Elimination Structures¶

These classes represent intermediate structures used during the elimination process:

• SymbolicEliminationTree: Represents the dependency structure of sequential variable elimination. Each node corresponds to eliminating a single variable.
• SymbolicJunctionTree (Clique Tree): An intermediate structure used in multifrontal elimination, derived from an elimination tree. Each node (SymbolicCluster) represents a clique of variables eliminated together and stores the factors associated with that clique.

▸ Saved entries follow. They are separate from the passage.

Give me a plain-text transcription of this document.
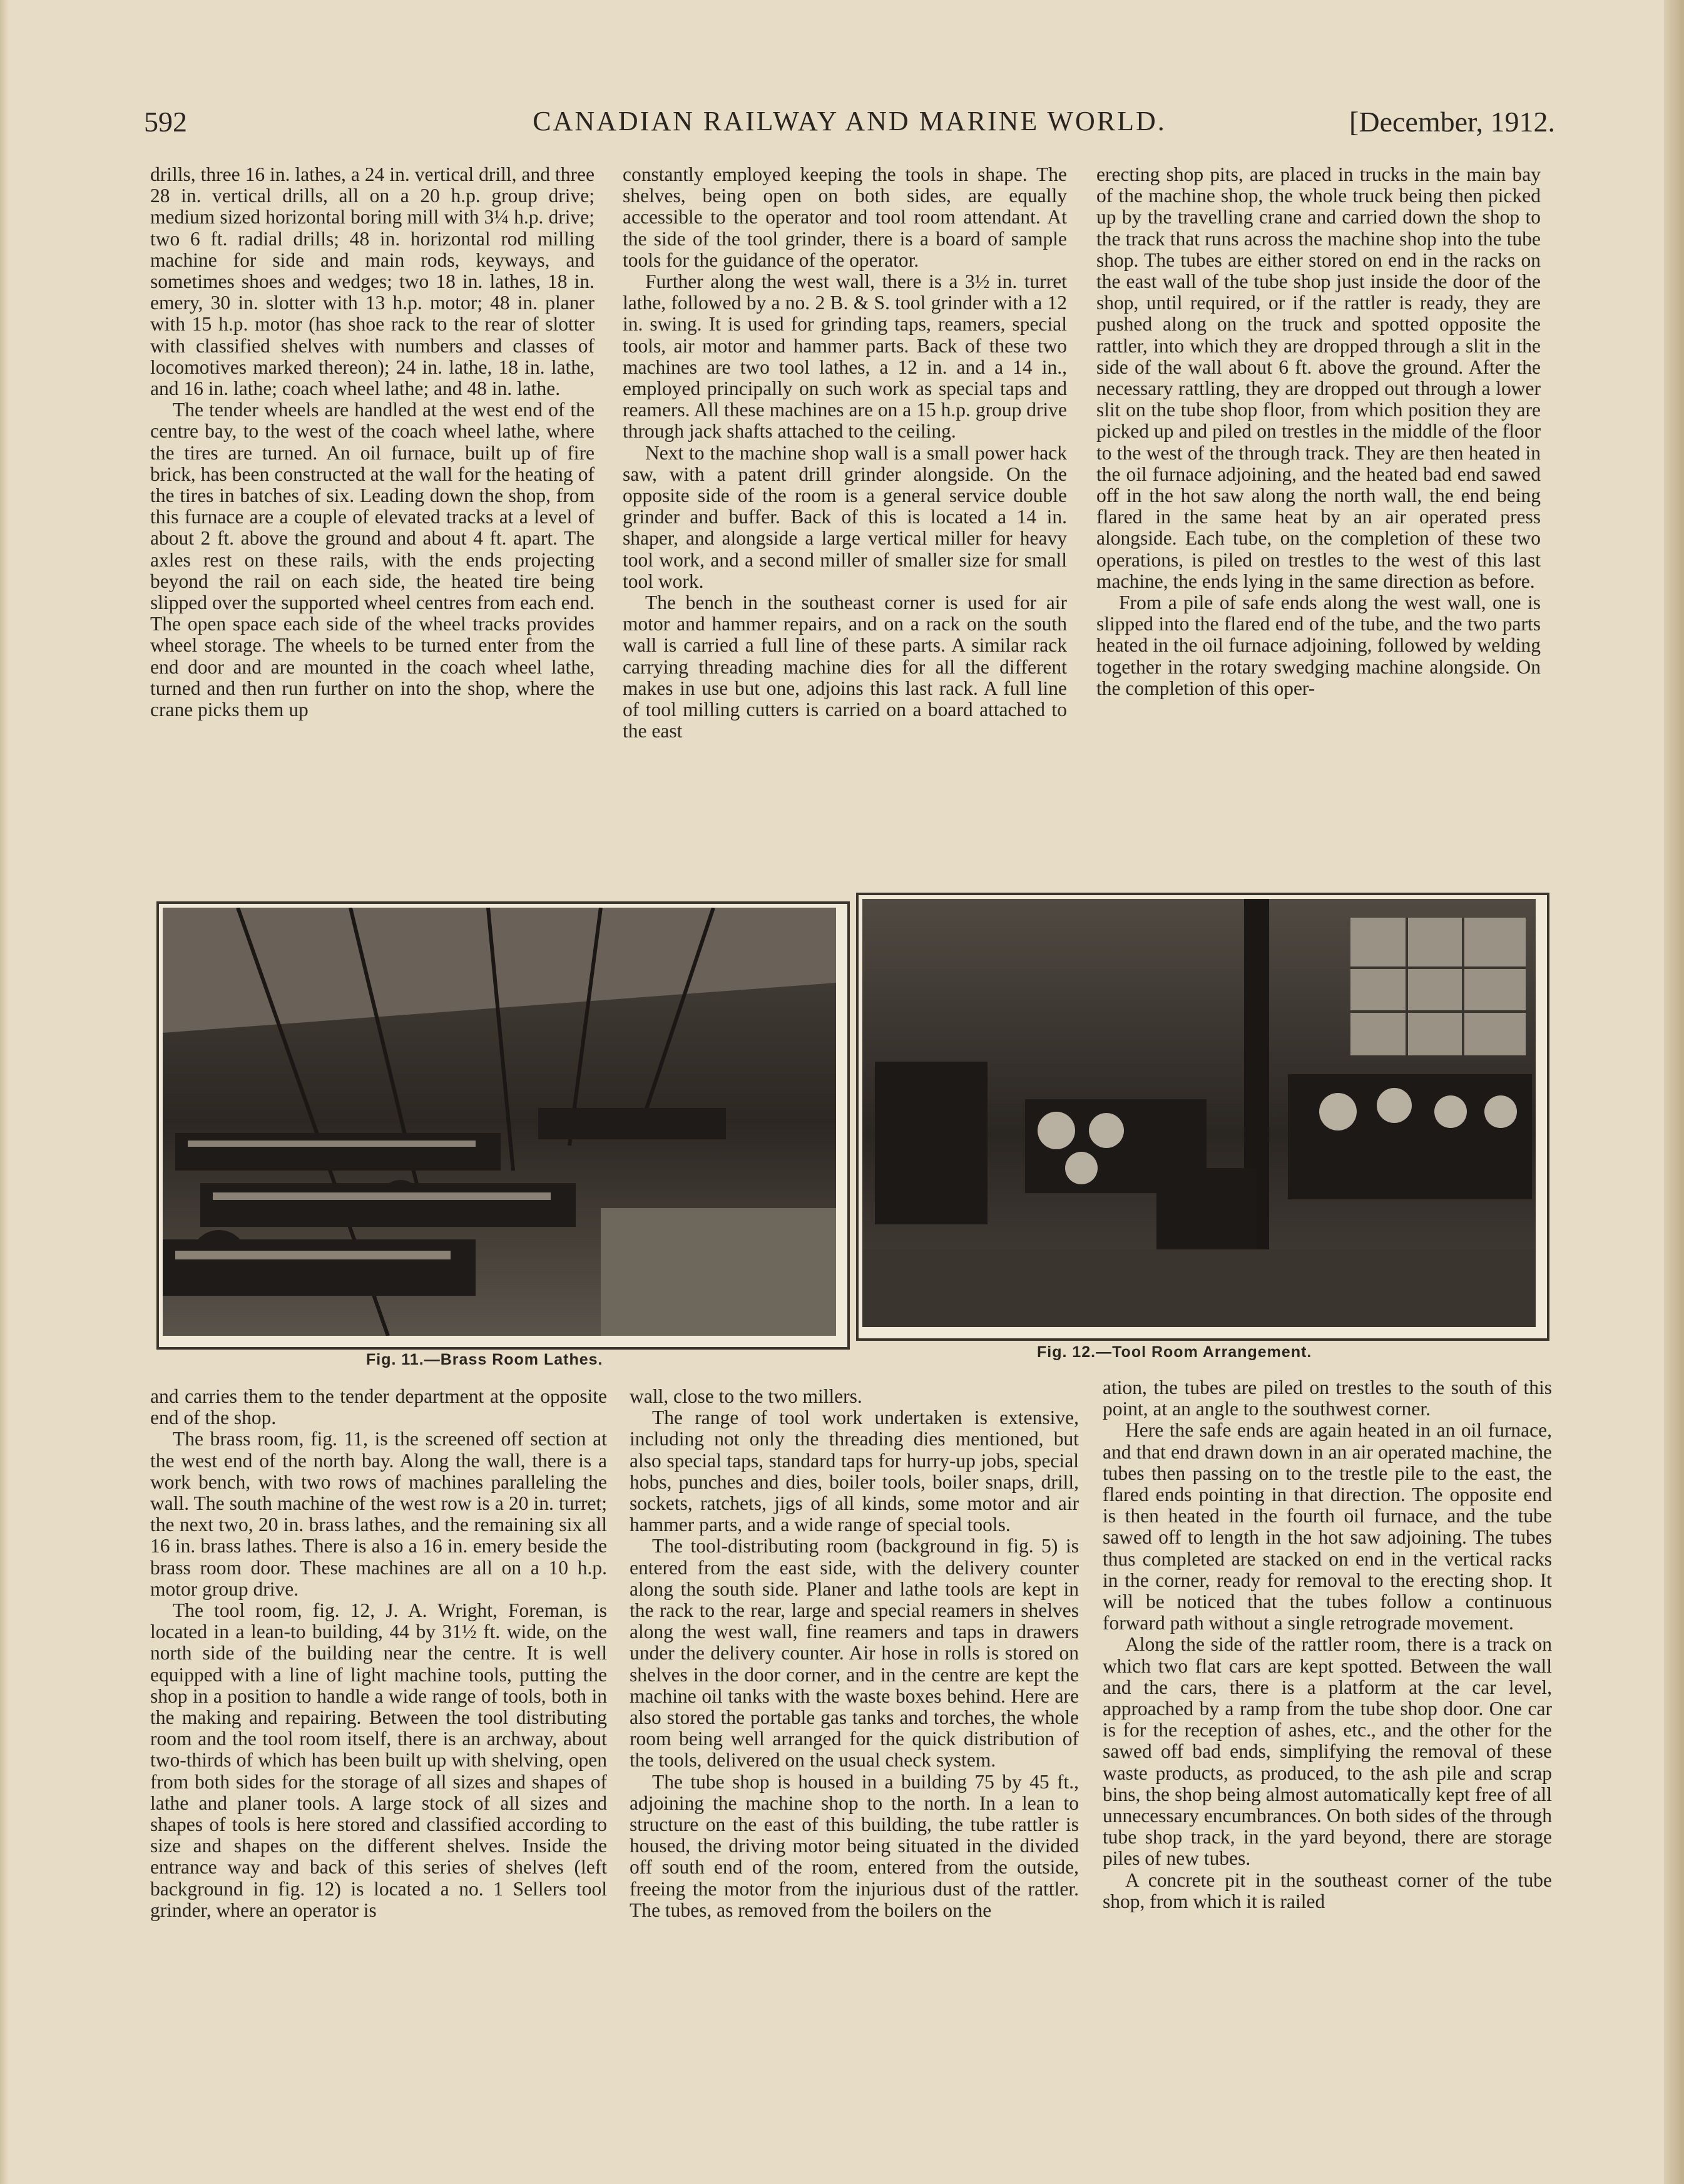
592	CANADIAN RAILWAY AND MARINE WORLD.	[December, 1912.

drills, three 16 in. lathes, a 24 in. vertical drill, and three 28 in. vertical drills, all on a 20 h.p. group drive; medium sized horizontal boring mill with 3¼ h.p. drive; two 6 ft. radial drills; 48 in. horizontal rod milling machine for side and main rods, keyways, and sometimes shoes and wedges; two 18 in. lathes, 18 in. emery, 30 in. slotter with 13 h.p. motor; 48 in. planer with 15 h.p. motor (has shoe rack to the rear of slotter with classified shelves with numbers and classes of locomotives marked thereon); 24 in. lathe, 18 in. lathe, and 16 in. lathe; coach wheel lathe; and 48 in. lathe.

The tender wheels are handled at the west end of the centre bay, to the west of the coach wheel lathe, where the tires are turned. An oil furnace, built up of fire brick, has been constructed at the wall for the heating of the tires in batches of six. Leading down the shop, from this furnace are a couple of elevated tracks at a level of about 2 ft. above the ground and about 4 ft. apart. The axles rest on these rails, with the ends projecting beyond the rail on each side, the heated tire being slipped over the supported wheel centres from each end. The open space each side of the wheel tracks provides wheel storage. The wheels to be turned enter from the end door and are mounted in the coach wheel lathe, turned and then run further on into the shop, where the crane picks them up

constantly employed keeping the tools in shape. The shelves, being open on both sides, are equally accessible to the operator and tool room attendant. At the side of the tool grinder, there is a board of sample tools for the guidance of the operator.

Further along the west wall, there is a 3½ in. turret lathe, followed by a no. 2 B. & S. tool grinder with a 12 in. swing. It is used for grinding taps, reamers, special tools, air motor and hammer parts. Back of these two machines are two tool lathes, a 12 in. and a 14 in., employed principally on such work as special taps and reamers. All these machines are on a 15 h.p. group drive through jack shafts attached to the ceiling.

Next to the machine shop wall is a small power hack saw, with a patent drill grinder alongside. On the opposite side of the room is a general service double grinder and buffer. Back of this is located a 14 in. shaper, and alongside a large vertical miller for heavy tool work, and a second miller of smaller size for small tool work.

The bench in the southeast corner is used for air motor and hammer repairs, and on a rack on the south wall is carried a full line of these parts. A similar rack carrying threading machine dies for all the different makes in use but one, adjoins this last rack. A full line of tool milling cutters is carried on a board attached to the east

erecting shop pits, are placed in trucks in the main bay of the machine shop, the whole truck being then picked up by the travelling crane and carried down the shop to the track that runs across the machine shop into the tube shop. The tubes are either stored on end in the racks on the east wall of the tube shop just inside the door of the shop, until required, or if the rattler is ready, they are pushed along on the truck and spotted opposite the rattler, into which they are dropped through a slit in the side of the wall about 6 ft. above the ground. After the necessary rattling, they are dropped out through a lower slit on the tube shop floor, from which position they are picked up and piled on trestles in the middle of the floor to the west of the through track. They are then heated in the oil furnace adjoining, and the heated bad end sawed off in the hot saw along the north wall, the end being flared in the same heat by an air operated press alongside. Each tube, on the completion of these two operations, is piled on trestles to the west of this last machine, the ends lying in the same direction as before.

From a pile of safe ends along the west wall, one is slipped into the flared end of the tube, and the two parts heated in the oil furnace adjoining, followed by welding together in the rotary swedging machine alongside. On the completion of this oper-

Fig. 11.—Brass Room Lathes.	Fig. 12.—Tool Room Arrangement.

and carries them to the tender department at the opposite end of the shop.

The brass room, fig. 11, is the screened off section at the west end of the north bay. Along the wall, there is a work bench, with two rows of machines paralleling the wall. The south machine of the west row is a 20 in. turret; the next two, 20 in. brass lathes, and the remaining six all 16 in. brass lathes. There is also a 16 in. emery beside the brass room door. These machines are all on a 10 h.p. motor group drive.

The tool room, fig. 12, J. A. Wright, Foreman, is located in a lean-to building, 44 by 31½ ft. wide, on the north side of the building near the centre. It is well equipped with a line of light machine tools, putting the shop in a position to handle a wide range of tools, both in the making and repairing. Between the tool distributing room and the tool room itself, there is an archway, about two-thirds of which has been built up with shelving, open from both sides for the storage of all sizes and shapes of lathe and planer tools. A large stock of all sizes and shapes of tools is here stored and classified according to size and shapes on the different shelves. Inside the entrance way and back of this series of shelves (left background in fig. 12) is located a no. 1 Sellers tool grinder, where an operator is

wall, close to the two millers.

The range of tool work undertaken is extensive, including not only the threading dies mentioned, but also special taps, standard taps for hurry-up jobs, special hobs, punches and dies, boiler tools, boiler snaps, drill, sockets, ratchets, jigs of all kinds, some motor and air hammer parts, and a wide range of special tools.

The tool-distributing room (background in fig. 5) is entered from the east side, with the delivery counter along the south side. Planer and lathe tools are kept in the rack to the rear, large and special reamers in shelves along the west wall, fine reamers and taps in drawers under the delivery counter. Air hose in rolls is stored on shelves in the door corner, and in the centre are kept the machine oil tanks with the waste boxes behind. Here are also stored the portable gas tanks and torches, the whole room being well arranged for the quick distribution of the tools, delivered on the usual check system.

The tube shop is housed in a building 75 by 45 ft., adjoining the machine shop to the north. In a lean to structure on the east of this building, the tube rattler is housed, the driving motor being situated in the divided off south end of the room, entered from the outside, freeing the motor from the injurious dust of the rattler. The tubes, as removed from the boilers on the

ation, the tubes are piled on trestles to the south of this point, at an angle to the southwest corner.

Here the safe ends are again heated in an oil furnace, and that end drawn down in an air operated machine, the tubes then passing on to the trestle pile to the east, the flared ends pointing in that direction. The opposite end is then heated in the fourth oil furnace, and the tube sawed off to length in the hot saw adjoining. The tubes thus completed are stacked on end in the vertical racks in the corner, ready for removal to the erecting shop. It will be noticed that the tubes follow a continuous forward path without a single retrograde movement.

Along the side of the rattler room, there is a track on which two flat cars are kept spotted. Between the wall and the cars, there is a platform at the car level, approached by a ramp from the tube shop door. One car is for the reception of ashes, etc., and the other for the sawed off bad ends, simplifying the removal of these waste products, as produced, to the ash pile and scrap bins, the shop being almost automatically kept free of all unnecessary encumbrances. On both sides of the through tube shop track, in the yard beyond, there are storage piles of new tubes.

A concrete pit in the southeast corner of the tube shop, from which it is railed
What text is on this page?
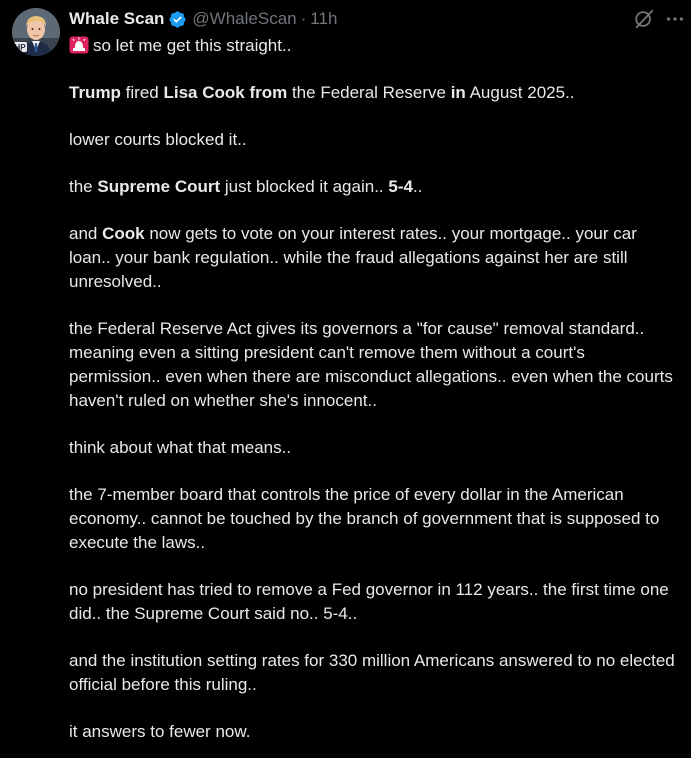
HP
Whale Scan @WhaleScan · 11h

so let me get this straight..

Trump fired Lisa Cook from the Federal Reserve in August 2025..

lower courts blocked it..

the Supreme Court just blocked it again.. 5-4..

and Cook now gets to vote on your interest rates.. your mortgage.. your car loan.. your bank regulation.. while the fraud allegations against her are still unresolved..

the Federal Reserve Act gives its governors a "for cause" removal standard.. meaning even a sitting president can't remove them without a court's permission.. even when there are misconduct allegations.. even when the courts haven't ruled on whether she's innocent..

think about what that means..

the 7-member board that controls the price of every dollar in the American economy.. cannot be touched by the branch of government that is supposed to execute the laws..

no president has tried to remove a Fed governor in 112 years.. the first time one did.. the Supreme Court said no.. 5-4..

and the institution setting rates for 330 million Americans answered to no elected official before this ruling..

it answers to fewer now.
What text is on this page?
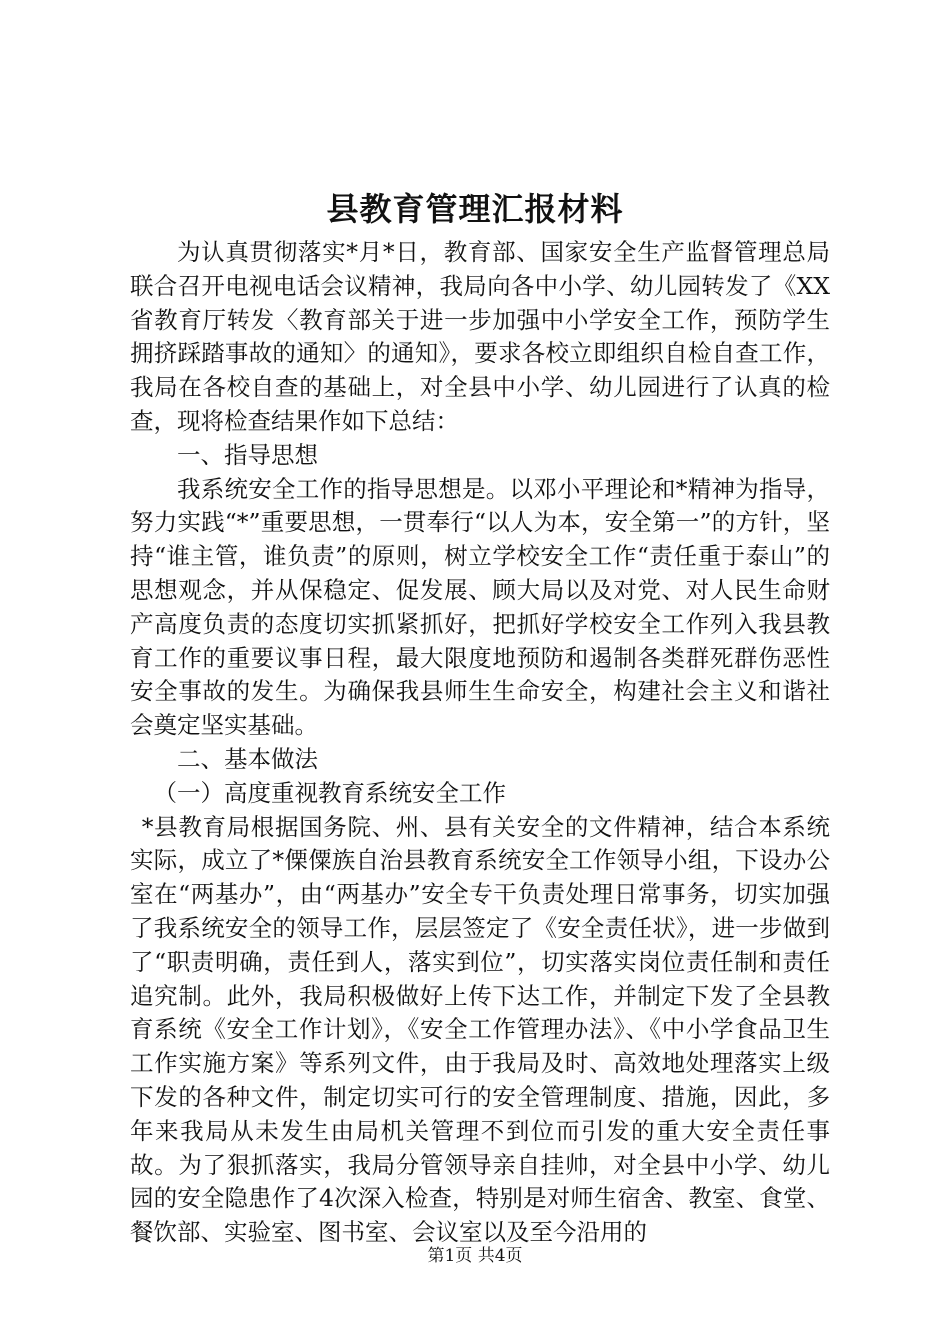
县教育管理汇报材料

为认真贯彻落实*月*日，教育部、国家安全生产监督管理总局联合召开电视电话会议精神，我局向各中小学、幼儿园转发了《XX省教育厅转发〈教育部关于进一步加强中小学安全工作，预防学生拥挤踩踏事故的通知〉的通知》，要求各校立即组织自检自查工作，我局在各校自查的基础上，对全县中小学、幼儿园进行了认真的检查，现将检查结果作如下总结：

一、指导思想

我系统安全工作的指导思想是。以邓小平理论和*精神为指导，努力实践“*”重要思想，一贯奉行“以人为本，安全第一”的方针，坚持“谁主管，谁负责”的原则，树立学校安全工作“责任重于泰山”的思想观念，并从保稳定、促发展、顾大局以及对党、对人民生命财产高度负责的态度切实抓紧抓好，把抓好学校安全工作列入我县教育工作的重要议事日程，最大限度地预防和遏制各类群死群伤恶性安全事故的发生。为确保我县师生生命安全，构建社会主义和谐社会奠定坚实基础。

二、基本做法

（一）高度重视教育系统安全工作

*县教育局根据国务院、州、县有关安全的文件精神，结合本系统实际，成立了*傈僳族自治县教育系统安全工作领导小组，下设办公室在“两基办”，由“两基办”安全专干负责处理日常事务，切实加强了我系统安全的领导工作，层层签定了《安全责任状》，进一步做到了“职责明确，责任到人，落实到位”，切实落实岗位责任制和责任追究制。此外，我局积极做好上传下达工作，并制定下发了全县教育系统《安全工作计划》，《安全工作管理办法》、《中小学食品卫生工作实施方案》等系列文件，由于我局及时、高效地处理落实上级下发的各种文件，制定切实可行的安全管理制度、措施，因此，多年来我局从未发生由局机关管理不到位而引发的重大安全责任事故。为了狠抓落实，我局分管领导亲自挂帅，对全县中小学、幼儿园的安全隐患作了4次深入检查，特别是对师生宿舍、教室、食堂、餐饮部、实验室、图书室、会议室以及至今沿用的

第1页 共4页
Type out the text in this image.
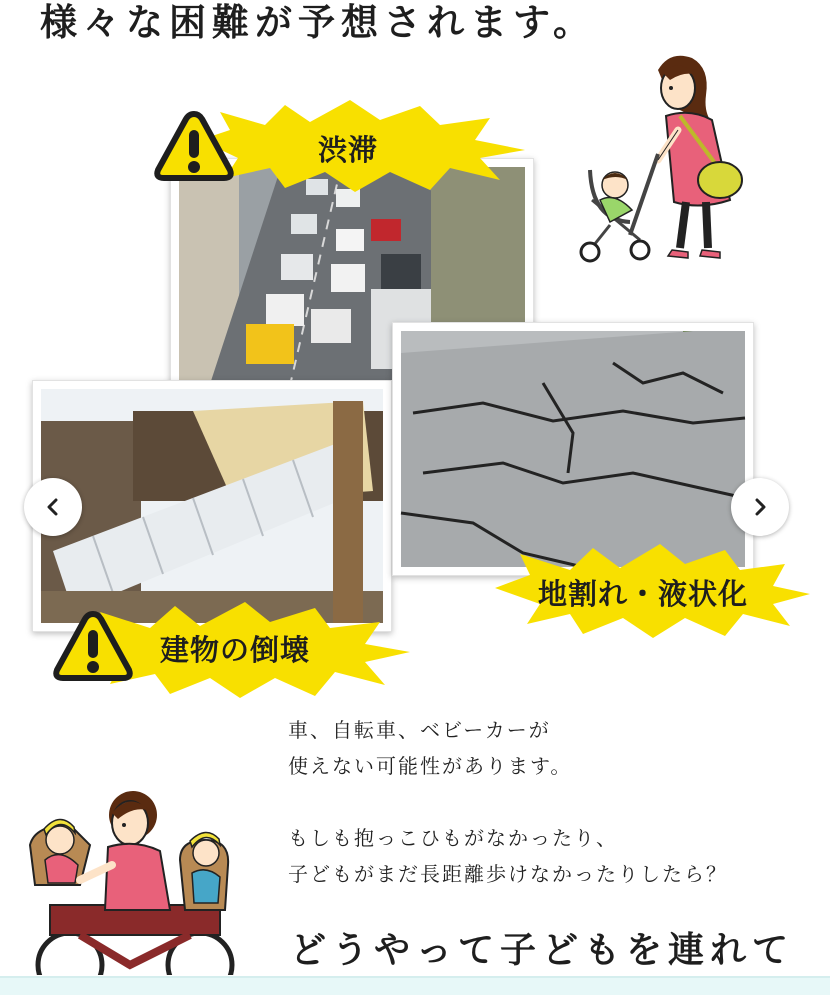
様々な困難が予想されます。
渋滞
建物の倒壊
地割れ・液状化
車、自転車、ベビーカーが
使えない可能性があります。
もしも抱っこひもがなかったり、
子どもがまだ長距離歩けなかったりしたら？
どうやって子どもを連れて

Importance Performing symbolic analysis can be used for:

1. Choosing an Optimal Ordering: Finding an ordering that minimizes fill-in (new connections created during elimination) is key to efficient numerical factorization.
2. Predicting Computational Cost: The structure of the Bayes net or Bayes tree determines the complexity of subsequent numerical operations like solving or marginalization.
3. Memory Allocation: Knowing the structure allows for pre-allocation of memory for the numerical factorization. The symbolic module provides the foundation for GTSAM’s efficient inference algorithms.